La liberté est tout d’abord affirmée comme une propriété métaphysique (au-delà du physique c'est-à-dire de la nature) de l’homme. Dans aucune mesure la
nature - c'est-à-dire des forces externes à cette liberté - ne peut donc influer sur cette liberté, celle-ci étant d’un autre ordre que la nature. Mais Kant se
trouve alors confronté à la nécessité de penser cet état de fait qu’est la servitude de la pensée humaine. Or si l’homme est libre par nature, la servitude ne
peut qu’être volontaire. Comment penser une telle servitude volontaire? Kant va s’efforcer, tout au long du texte, de penser la puissance d’influence sur la
pensée humaine de forces naturelles qui, pour autant, ne doivent pas être déterminantes sous le risque théorique de contredire la thèse d’une liberté
métaphysique et le risque pratique de rendre sans objet son injonction morale à la libération.
Kant pense ainsi successivement le poids de la nature physiologique, psychologique et sociale de l’homme dans la formation de sa propre liberté.
La volonté seule permet de vaincre le désir de repos et la lâcheté naturelle de l’homme. Mais les obstacles apparaissent plus déterminants lorsque Kant
analyse le poids de la société dans la formation de l’homme. C’est qu’à travers l’éducation c’est l’entendement lui-même qui se forme. Or, hors d’une
société qui aide l’homme à former son propre entendement le rendant capable de penser par lui-même, la pente la plus certaine est la servitude. Comment
un individu éduqué à obéir et à ne pas penser pourrait-il par ses seules forces libérer sa pensée? L’appel à une liberté métaphysique ne devient-il pas ici
sans objet – sa réception supposant un individu éduqué pour le recevoir?

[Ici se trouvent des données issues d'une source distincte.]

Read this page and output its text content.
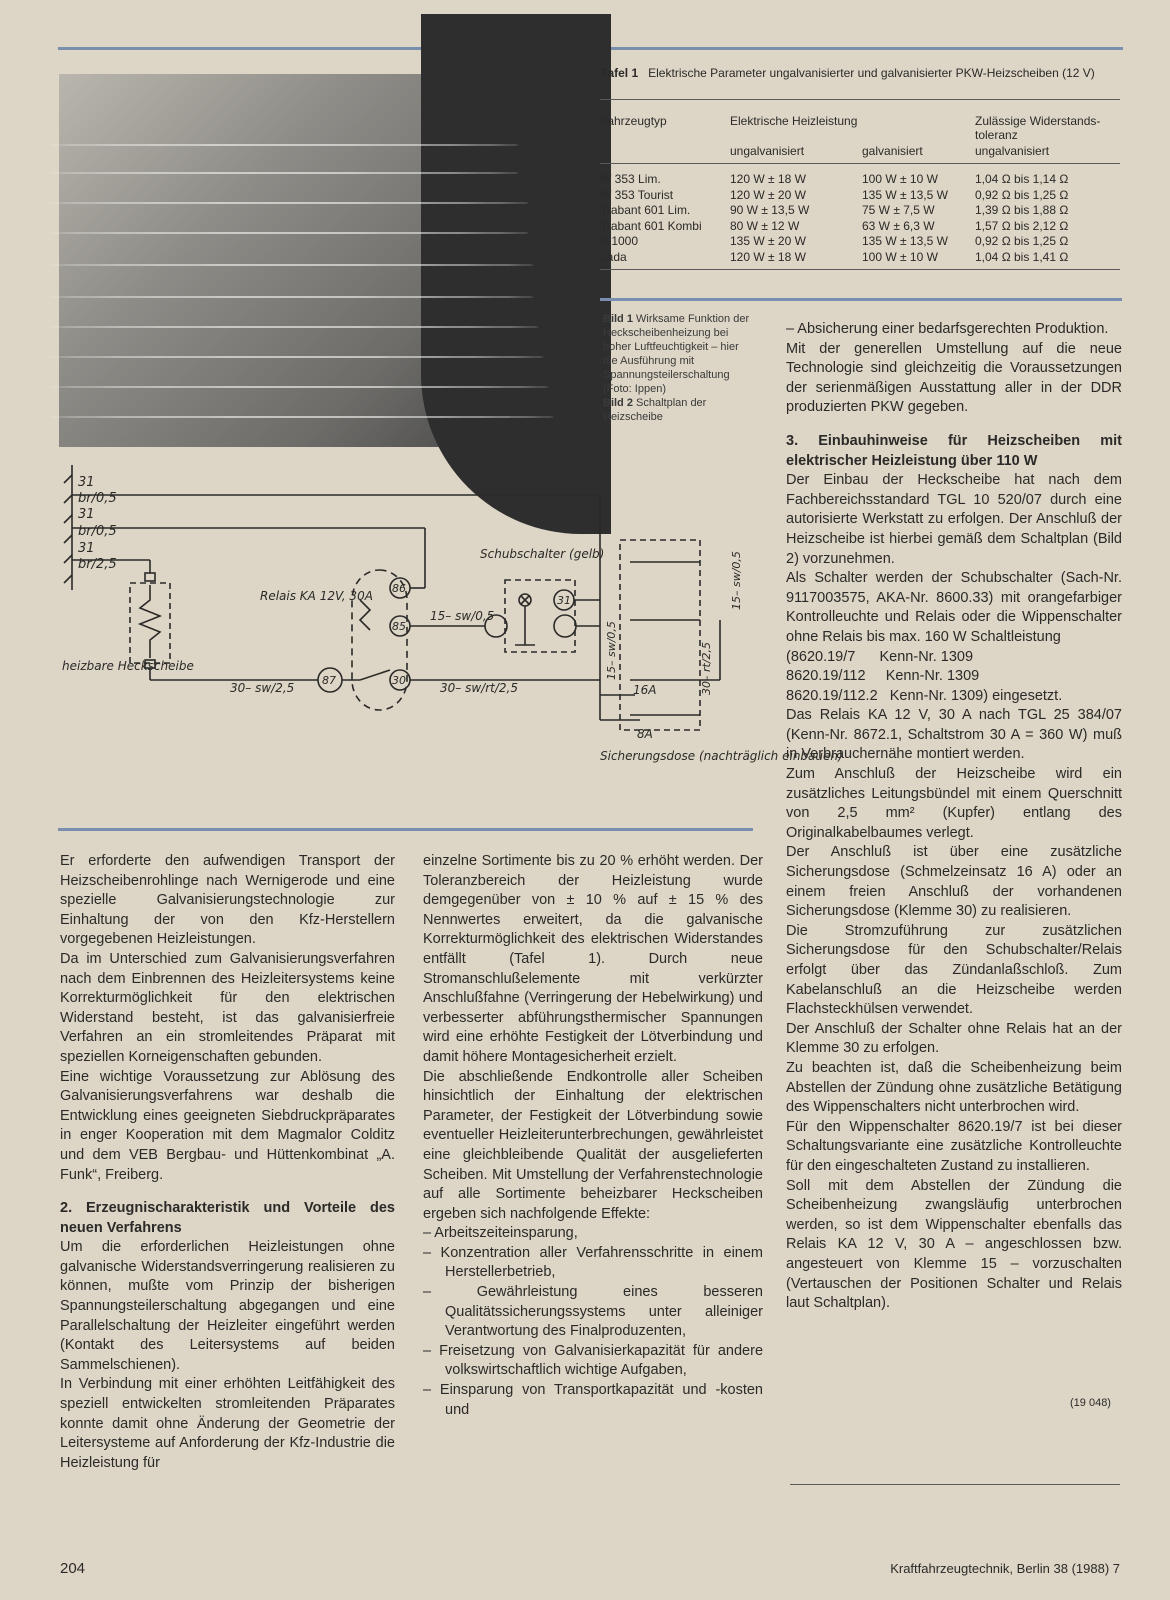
Tafel 1 Elektrische Parameter ungalvanisierter und galvanisierter PKW-Heizscheiben (12 V)
Fahrzeugtyp	Elektrische Heizleistung	Zulässige Widerstands-toleranz
ungalvanisiert	galvanisiert	ungalvanisiert
W 353 Lim.	120 W ± 18 W	100 W ± 10 W	1,04 Ω bis 1,14 Ω
W 353 Tourist	120 W ± 20 W	135 W ± 13,5 W 0,92 Ω bis 1,25 Ω
Trabant 601 Lim.	90 W ± 13,5 W	75 W ± 7,5 W	1,39 Ω bis 1,88 Ω
Trabant 601 Kombi 80 W ± 12 W	63 W ± 6,3 W	1,57 Ω bis 2,12 Ω
B 1000	135 W ± 20 W	135 W ± 13,5 W 0,92 Ω bis 1,25 Ω
Lada	120 W ± 18 W	100 W ± 10 W	1,04 Ω bis 1,41 Ω
Bild 1 Wirksame Funktion der Heckscheibenheizung bei hoher Luftfeuchtigkeit – hier die Ausführung mit Spannungsteilerschaltung (Foto: Ippen)
Bild 2 Schaltplan der Heizscheibe
31
br/0,5
31
br/0,5
31
br/2,5
heizbare Heckscheibe
Relais KA 12V, 30A
Schubschalter (gelb)
86
85
87	30
31
15– sw/0,5
30– sw/2,5	30– sw/rt/2,5
15– sw/0,5
15– sw/0,5	30– rt/2,5
16A
8A
Sicherungsdose (nachträglich einbauen)
– Absicherung einer bedarfsgerechten Produktion.

Mit der generellen Umstellung auf die neue Technologie sind gleichzeitig die Voraussetzungen der serienmäßigen Ausstattung aller in der DDR produzierten PKW gegeben.

3. Einbauhinweise für Heizscheiben mit elektrischer Heizleistung über 110 W

Der Einbau der Heckscheibe hat nach dem Fachbereichsstandard TGL 10 520/07 durch eine autorisierte Werkstatt zu erfolgen. Der Anschluß der Heizscheibe ist hierbei gemäß dem Schaltplan (Bild 2) vorzunehmen.

Als Schalter werden der Schubschalter (Sach-Nr. 9117003575, AKA-Nr. 8600.33) mit orangefarbiger Kontrolleuchte und Relais oder die Wippenschalter ohne Relais bis max. 160 W Schaltleistung

(8620.19/7      Kenn-Nr. 1309

8620.19/112     Kenn-Nr. 1309

8620.19/112.2   Kenn-Nr. 1309) eingesetzt.

Das Relais KA 12 V, 30 A nach TGL 25 384/07 (Kenn-Nr. 8672.1, Schaltstrom 30 A = 360 W) muß in Verbrauchernähe montiert werden.

Zum Anschluß der Heizscheibe wird ein zusätzliches Leitungsbündel mit einem Querschnitt von 2,5 mm² (Kupfer) entlang des Originalkabelbaumes verlegt.

Der Anschluß ist über eine zusätzliche Sicherungsdose (Schmelzeinsatz 16 A) oder an einem freien Anschluß der vorhandenen Sicherungsdose (Klemme 30) zu realisieren.

Die Stromzuführung zur zusätzlichen Sicherungsdose für den Schubschalter/Relais erfolgt über das Zündanlaßschloß. Zum Kabelanschluß an die Heizscheibe werden Flachsteckhülsen verwendet.

Der Anschluß der Schalter ohne Relais hat an der Klemme 30 zu erfolgen.

Zu beachten ist, daß die Scheibenheizung beim Abstellen der Zündung ohne zusätzliche Betätigung des Wippenschalters nicht unterbrochen wird.

Für den Wippenschalter 8620.19/7 ist bei dieser Schaltungsvariante eine zusätzliche Kontrolleuchte für den eingeschalteten Zustand zu installieren.

Soll mit dem Abstellen der Zündung die Scheibenheizung zwangsläufig unterbrochen werden, so ist dem Wippenschalter ebenfalls das Relais KA 12 V, 30 A – angeschlossen bzw. angesteuert von Klemme 15 – vorzuschalten (Vertauschen der Positionen Schalter und Relais laut Schaltplan).

(19 048)

Er erforderte den aufwendigen Transport der Heizscheibenrohlinge nach Wernigerode und eine spezielle Galvanisierungstechnologie zur Einhaltung der von den Kfz-Herstellern vorgegebenen Heizleistungen.

Da im Unterschied zum Galvanisierungsverfahren nach dem Einbrennen des Heizleitersystems keine Korrekturmöglichkeit für den elektrischen Widerstand besteht, ist das galvanisierfreie Verfahren an ein stromleitendes Präparat mit speziellen Korneigenschaften gebunden.

Eine wichtige Voraussetzung zur Ablösung des Galvanisierungsverfahrens war deshalb die Entwicklung eines geeigneten Siebdruckpräparates in enger Kooperation mit dem Magmalor Colditz und dem VEB Bergbau- und Hüttenkombinat „A. Funk“, Freiberg.

2. Erzeugnischarakteristik und Vorteile des neuen Verfahrens

Um die erforderlichen Heizleistungen ohne galvanische Widerstandsverringerung realisieren zu können, mußte vom Prinzip der bisherigen Spannungsteilerschaltung abgegangen und eine Parallelschaltung der Heizleiter eingeführt werden (Kontakt des Leitersystems auf beiden Sammelschienen).

In Verbindung mit einer erhöhten Leitfähigkeit des speziell entwickelten stromleitenden Präparates konnte damit ohne Änderung der Geometrie der Leitersysteme auf Anforderung der Kfz-Industrie die Heizleistung für

einzelne Sortimente bis zu 20 % erhöht werden. Der Toleranzbereich der Heizleistung wurde demgegenüber von ± 10 % auf ± 15 % des Nennwertes erweitert, da die galvanische Korrekturmöglichkeit des elektrischen Widerstandes entfällt (Tafel 1). Durch neue Stromanschlußelemente mit verkürzter Anschlußfahne (Verringerung der Hebelwirkung) und verbesserter abführungsthermischer Spannungen wird eine erhöhte Festigkeit der Lötverbindung und damit höhere Montagesicherheit erzielt.

Die abschließende Endkontrolle aller Scheiben hinsichtlich der Einhaltung der elektrischen Parameter, der Festigkeit der Lötverbindung sowie eventueller Heizleiterunterbrechungen, gewährleistet eine gleichbleibende Qualität der ausgelieferten Scheiben. Mit Umstellung der Verfahrenstechnologie auf alle Sortimente beheizbarer Heckscheiben ergeben sich nachfolgende Effekte:

– Arbeitszeiteinsparung,
– Konzentration aller Verfahrensschritte in einem Herstellerbetrieb,
– Gewährleistung eines besseren Qualitätssicherungssystems unter alleiniger Verantwortung des Finalproduzenten,
– Freisetzung von Galvanisierkapazität für andere volkswirtschaftlich wichtige Aufgaben,
– Einsparung von Transportkapazität und -kosten und
204	Kraftfahrzeugtechnik, Berlin 38 (1988) 7
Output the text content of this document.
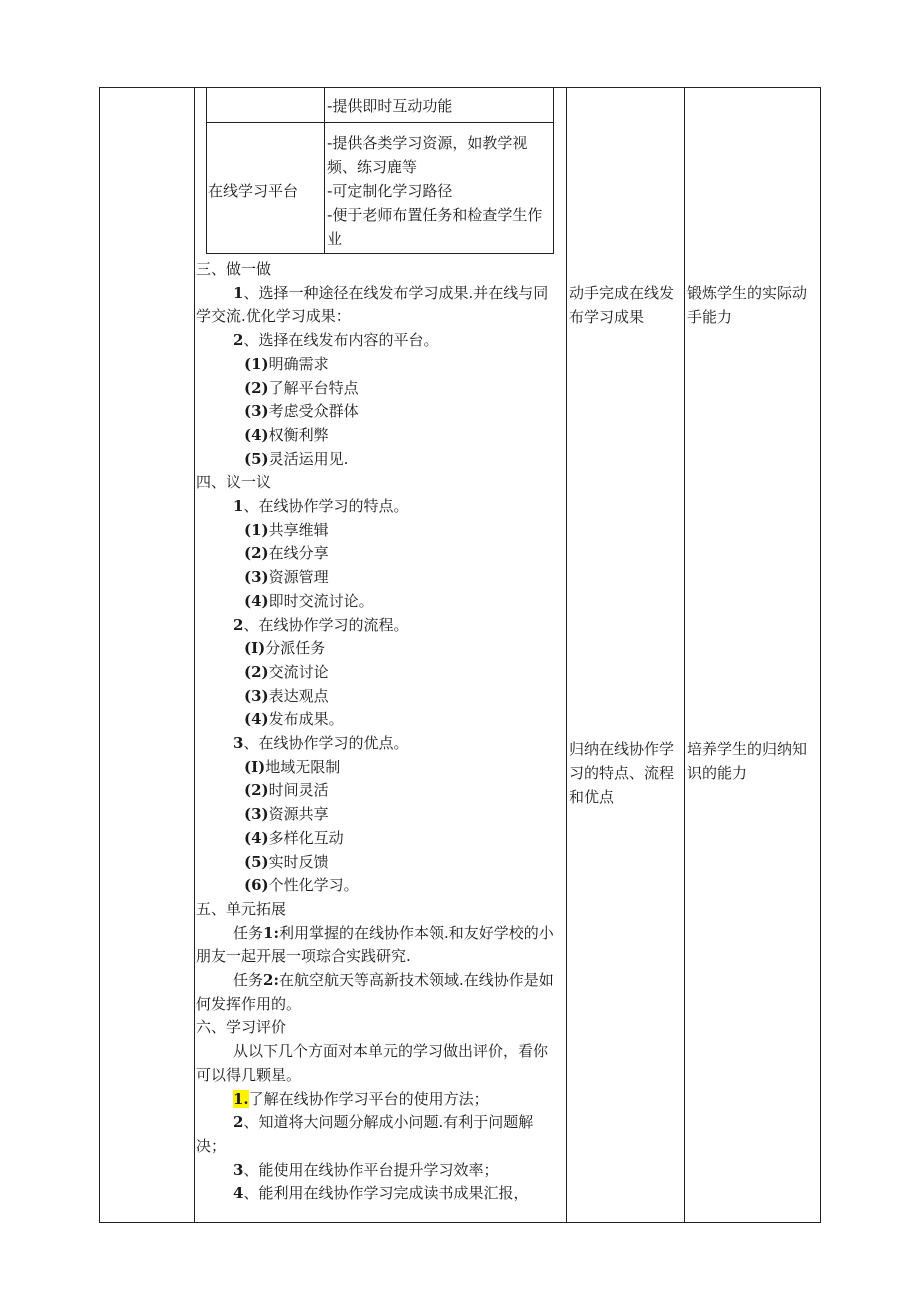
-提供即时互动功能
在线学习平台
-提供各类学习资源，如教学视
频、练习鹿等
-可定制化学习路径
-便于老师布置任务和检查学生作
业
三、做一做
1、选择一种途径在线发布学习成果.并在线与同
学交流.优化学习成果：
2、选择在线发布内容的平台。
(1)明确需求
(2)了解平台特点
(3)考虑受众群体
(4)权衡利弊
(5)灵活运用见.
四、议一议
1、在线协作学习的特点。
(1)共享维辑
(2)在线分享
(3)资源管理
(4)即时交流讨论。
2、在线协作学习的流程。
(I)分派任务
(2)交流讨论
(3)表达观点
(4)发布成果。
3、在线协作学习的优点。
(I)地域无限制
(2)时间灵活
(3)资源共享
(4)多样化互动
(5)实时反馈
(6)个性化学习。
五、单元拓展
任务1:利用掌握的在线协作本领.和友好学校的小
朋友一起开展一项琮合实践研究.
任务2:在航空航天等高新技术领域.在线协作是如
何发挥作用的。
六、学习评价
从以下几个方面对本单元的学习做出评价，看你
可以得几颗星。
1.了解在线协作学习平台的使用方法；
2、知道将大问题分解成小问题.有利于问题解
决；
3、能使用在线协作平台提升学习效率；
4、能利用在线协作学习完成读书成果汇报，
动手完成在线发
布学习成果
归纳在线协作学
习的特点、流程
和优点
锻炼学生的实际动
手能力
培养学生的归纳知
识的能力
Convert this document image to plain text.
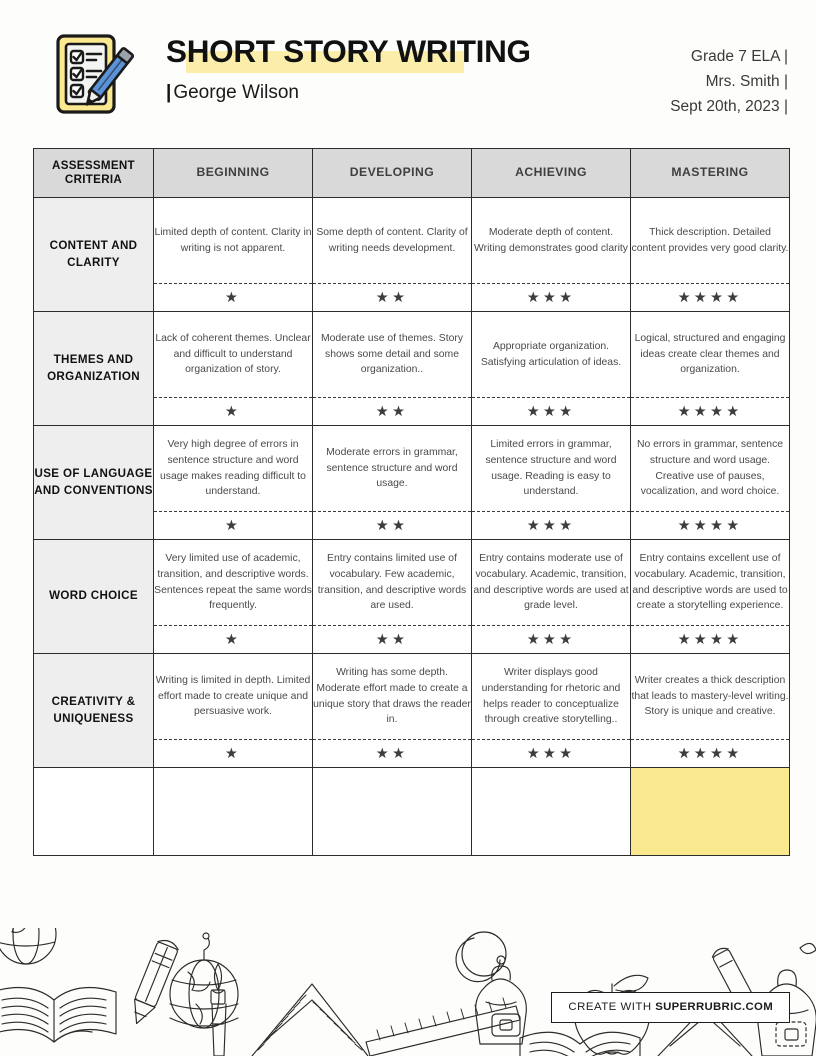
SHORT STORY WRITING
| George Wilson
Grade 7 ELA |
Mrs. Smith |
Sept 20th, 2023 |
ASSESSMENT CRITERIA	BEGINNING	DEVELOPING	ACHIEVING	MASTERING
CONTENT AND CLARITY	Limited depth of content. Clarity in writing is not apparent.	Some depth of content. Clarity of writing needs development.	Moderate depth of content. Writing demonstrates good clarity	Thick description. Detailed content provides very good clarity.
	★	★★	★★★	★★★★
THEMES AND ORGANIZATION	Lack of coherent themes. Unclear and difficult to understand organization of story.	Moderate use of themes. Story shows some detail and some organization..	Appropriate organization. Satisfying articulation of ideas.	Logical, structured and engaging ideas create clear themes and organization.
	★	★★	★★★	★★★★
USE OF LANGUAGE AND CONVENTIONS	Very high degree of errors in sentence structure and word usage makes reading difficult to understand.	Moderate errors in grammar, sentence structure and word usage.	Limited errors in grammar, sentence structure and word usage. Reading is easy to understand.	No errors in grammar, sentence structure and word usage. Creative use of pauses, vocalization, and word choice.
	★	★★	★★★	★★★★
WORD CHOICE	Very limited use of academic, transition, and descriptive words. Sentences repeat the same words frequently.	Entry contains limited use of vocabulary. Few academic, transition, and descriptive words are used.	Entry contains moderate use of vocabulary. Academic, transition, and descriptive words are used at grade level.	Entry contains excellent use of vocabulary. Academic, transition, and descriptive words are used to create a storytelling experience.
	★	★★	★★★	★★★★
CREATIVITY & UNIQUENESS	Writing is limited in depth. Limited effort made to create unique and persuasive work.	Writing has some depth. Moderate effort made to create a unique story that draws the reader in.	Writer displays good understanding for rhetoric and helps reader to conceptualize through creative storytelling..	Writer creates a thick description that leads to mastery-level writing. Story is unique and creative.
	★	★★	★★★	★★★★

CREATE WITH SUPERRUBRIC.COM
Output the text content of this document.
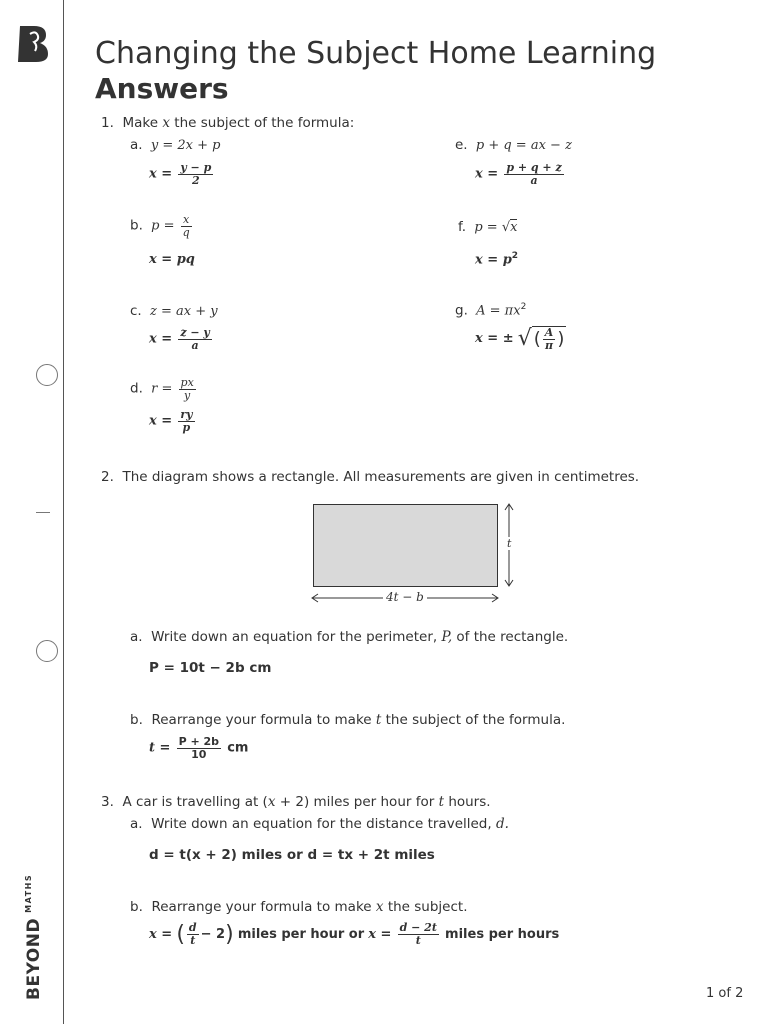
B
BEYOND $^{MATHS}$
Changing the Subject Home Learning
Answers
1. Make x the subject of the formula:
a. y = 2x + p
$x = \frac{y - p}{2}$
b. $p = \frac{x}{q}$
x = pq
c. z = ax + y
$x = \frac{z - y}{a}$
d. $r = \frac{px}{y}$
$x = \frac{ry}{p}$
e. p + q = ax − z
$x = \frac{p + q + z}{a}$
f. p = √x
$x = p^2$
g. $A = \pi x^2$
x = ± √ ( $\frac{A}{\pi}$ )
2. The diagram shows a rectangle. All measurements are given in centimetres.
t
4t − b
a. Write down an equation for the perimeter, P, of the rectangle.
P = 10t − 2b cm
b. Rearrange your formula to make t the subject of the formula.
$t = \frac{P + 2b}{10}$ cm
3. A car is travelling at (x + 2) miles per hour for t hours.
a. Write down an equation for the distance travelled, d.
d = t(x + 2) miles or d = tx + 2t miles
b. Rearrange your formula to make x the subject.
x = ( $\frac{d}{t} - 2$) miles per hour or $x = \frac{d - 2t}{t}$ miles per hours
1 of 2
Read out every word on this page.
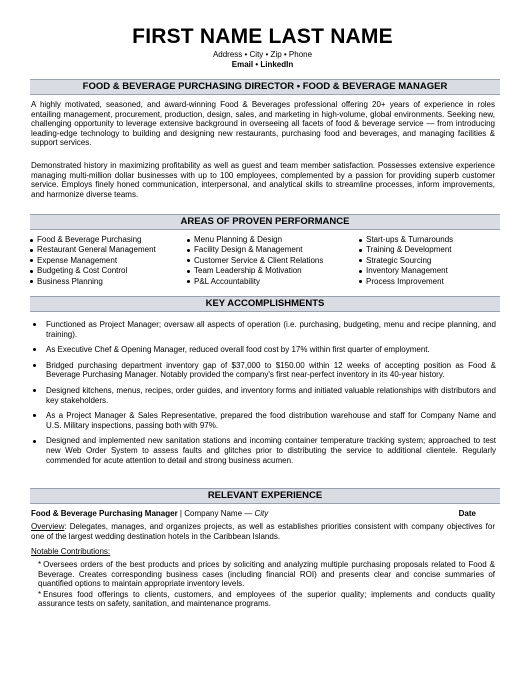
FIRST NAME LAST NAME
Address • City • Zip • Phone
Email • LinkedIn
FOOD & BEVERAGE PURCHASING DIRECTOR • FOOD & BEVERAGE MANAGER

A highly motivated, seasoned, and award-winning Food & Beverages professional offering 20+ years of experience in roles entailing management, procurement, production, design, sales, and marketing in high-volume, global environments. Seeking new, challenging opportunity to leverage extensive background in overseeing all facets of food & beverage service — from introducing leading-edge technology to building and designing new restaurants, purchasing food and beverages, and managing facilities & support services.

Demonstrated history in maximizing profitability as well as guest and team member satisfaction. Possesses extensive experience managing multi-million dollar businesses with up to 100 employees, complemented by a passion for providing superb customer service. Employs finely honed communication, interpersonal, and analytical skills to streamline processes, inform improvements, and harmonize diverse teams.

AREAS OF PROVEN PERFORMANCE
Food & Beverage Purchasing
Restaurant General Management
Expense Management
Budgeting & Cost Control
Business Planning
Menu Planning & Design
Facility Design & Management
Customer Service & Client Relations
Team Leadership & Motivation
P&L Accountability
Start-ups & Turnarounds
Training & Development
Strategic Sourcing
Inventory Management
Process Improvement
KEY ACCOMPLISHMENTS
Functioned as Project Manager; oversaw all aspects of operation (i.e. purchasing, budgeting, menu and recipe planning, and training).
As Executive Chef & Opening Manager, reduced overall food cost by 17% within first quarter of employment.
Bridged purchasing department inventory gap of $37,000 to $150.00 within 12 weeks of accepting position as Food & Beverage Purchasing Manager. Notably provided the company's first near-perfect inventory in its 40-year history.
Designed kitchens, menus, recipes, order guides, and inventory forms and initiated valuable relationships with distributors and key stakeholders.
As a Project Manager & Sales Representative, prepared the food distribution warehouse and staff for Company Name and U.S. Military inspections, passing both with 97%.
Designed and implemented new sanitation stations and incoming container temperature tracking system; approached to test new Web Order System to assess faults and glitches prior to distributing the service to additional clientele. Regularly commended for acute attention to detail and strong business acumen.
RELEVANT EXPERIENCE
Food & Beverage Purchasing Manager | Company Name — City	Date

Overview: Delegates, manages, and organizes projects, as well as establishes priorities consistent with company objectives for one of the largest wedding destination hotels in the Caribbean Islands.

Notable Contributions:

* Oversees orders of the best products and prices by soliciting and analyzing multiple purchasing proposals related to Food & Beverage. Creates corresponding business cases (including financial ROI) and presents clear and concise summaries of quantified options to maintain appropriate inventory levels.
* Ensures food offerings to clients, customers, and employees of the superior quality; implements and conducts quality assurance tests on safety, sanitation, and maintenance programs.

Le grand mérite de Kant est de penser au plus près des déterminismes la liberté essentielle de l’homme, être contradictoire car doté d’une nature et libre de
toute nature. Une telle position permet de dénoncer la servitude volontaire de l’homme et la mauvaise foi de celui qui prétend remettre à la nature la
responsabilité de sa propre aliénation.
Elle aboutit cependant à des difficultés dont il n’est pas certain que la thèse du caractère métaphysique de la liberté humaine puisse se relever.